ECLI:NL:RBLIM:2017:973
Rechtbank Limburg
- Wraking
- E.P. van Unen
- P. Hoekstra
- M.A. Teeuwissen
- Rechtspraak.nl
Wraking van een rechter wegens vermeende vooringenomenheid in een strafzaak
Op 6 februari 2017 heeft de wrakingskamer van de Rechtbank Limburg een verzoek tot wraking van mr. M.J.M. Goessen, strafrechter, afgewezen. Het verzoek was ingediend door verzoeker sub 1 en verzoekster sub 2, vertegenwoordigd door advocaat mr. J.M.H. Römkens. De wraking was gebaseerd op de vrees voor vooringenomenheid van de rechter, die zou zijn ontstaan door een opmerking die de rechter had gemaakt tijdens een eerdere zitting. De wrakingskamer ontving op 13 januari 2017 een verzoek tot wraking, maar de rechter had al eerder op 16 januari 2017 aangegeven niet in het verzoek te berusten en gehoord te willen worden. De mondelinge behandeling vond plaats op 26 januari 2017, waar zowel de verzoekers als de rechter aanwezig waren.
De wrakingskamer beoordeelde eerst de ontvankelijkheid van het verzoek. Volgens artikel 513 van het Wetboek van Strafvordering dient een verzoek tot wraking tijdig te worden ingediend, zodra de feiten of omstandigheden die de onpartijdigheid van de rechter in gevaar kunnen brengen, bekend zijn. De wrakingskamer concludeerde dat het verzoek te laat was ingediend, omdat de opmerking van de rechter die aanleiding gaf tot het verzoek al eerder was gemaakt tijdens een zitting op 2 november 2016. Verzoekers stelden echter dat zij pas bij de oproeping voor de behandeling van hun bezwaarschrift beseften dat dezelfde rechter de zaak zou voorzitten, en dat zij daarom tijdig hadden gewraakt.
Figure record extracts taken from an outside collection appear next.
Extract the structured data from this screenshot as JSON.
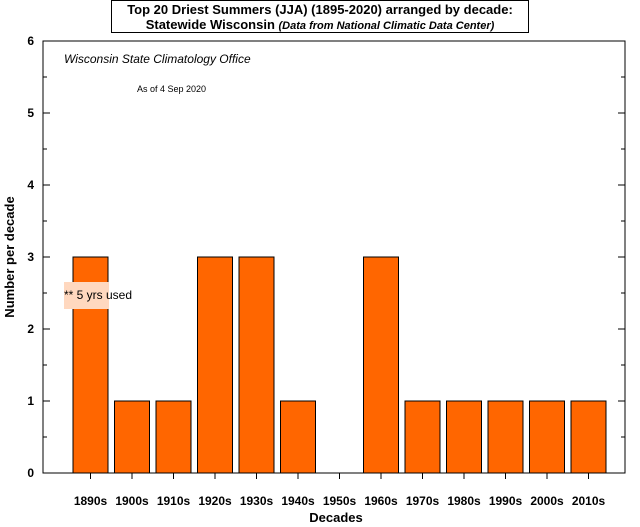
{
  "title": {
    "line1": "Top 20 Driest Summers (JJA) (1895-2020) arranged by decade:",
    "line2_main": "Statewide Wisconsin",
    "line2_source": "(Data from National Climatic Data Center)"
  },
  "annotations": {
    "office": "Wisconsin State Climatology Office",
    "as_of": "As of 4 Sep 2020",
    "note": "** 5 yrs used"
  },
  "colors": {
    "bar": "#ff6600",
    "note_highlight": "#ffd8bf"
  },
  "chart_data": {
    "type": "bar",
    "title": "Top 20 Driest Summers (JJA) (1895-2020) arranged by decade: Statewide Wisconsin",
    "xlabel": "Decades",
    "ylabel": "Number per decade",
    "ylim": [
      0,
      6
    ],
    "yticks": [
      0,
      1,
      2,
      3,
      4,
      5,
      6
    ],
    "grid": false,
    "categories": [
      "1890s",
      "1900s",
      "1910s",
      "1920s",
      "1930s",
      "1940s",
      "1950s",
      "1960s",
      "1970s",
      "1980s",
      "1990s",
      "2000s",
      "2010s"
    ],
    "values": [
      3,
      1,
      1,
      3,
      3,
      1,
      0,
      3,
      1,
      1,
      1,
      1,
      1
    ]
  }
}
De wrakingskamer oordeelde dat de opmerking van de rechter niet voldoende was om te concluderen dat er sprake was van vooringenomenheid. De opmerking viel onder de categorie van ongepaste bejegening, waarvoor een klacht bij de President van de rechtbank ingediend had moeten worden, en niet onder de wrakingsprocedure. Aangezien verzoekers geen andere feiten of omstandigheden hadden aangevoerd die de vrees voor vooringenomenheid konden onderbouwen, werd het verzoek tot wraking afgewezen. De beslissing werd openbaar uitgesproken door de wrakingskamer op 6 februari 2017.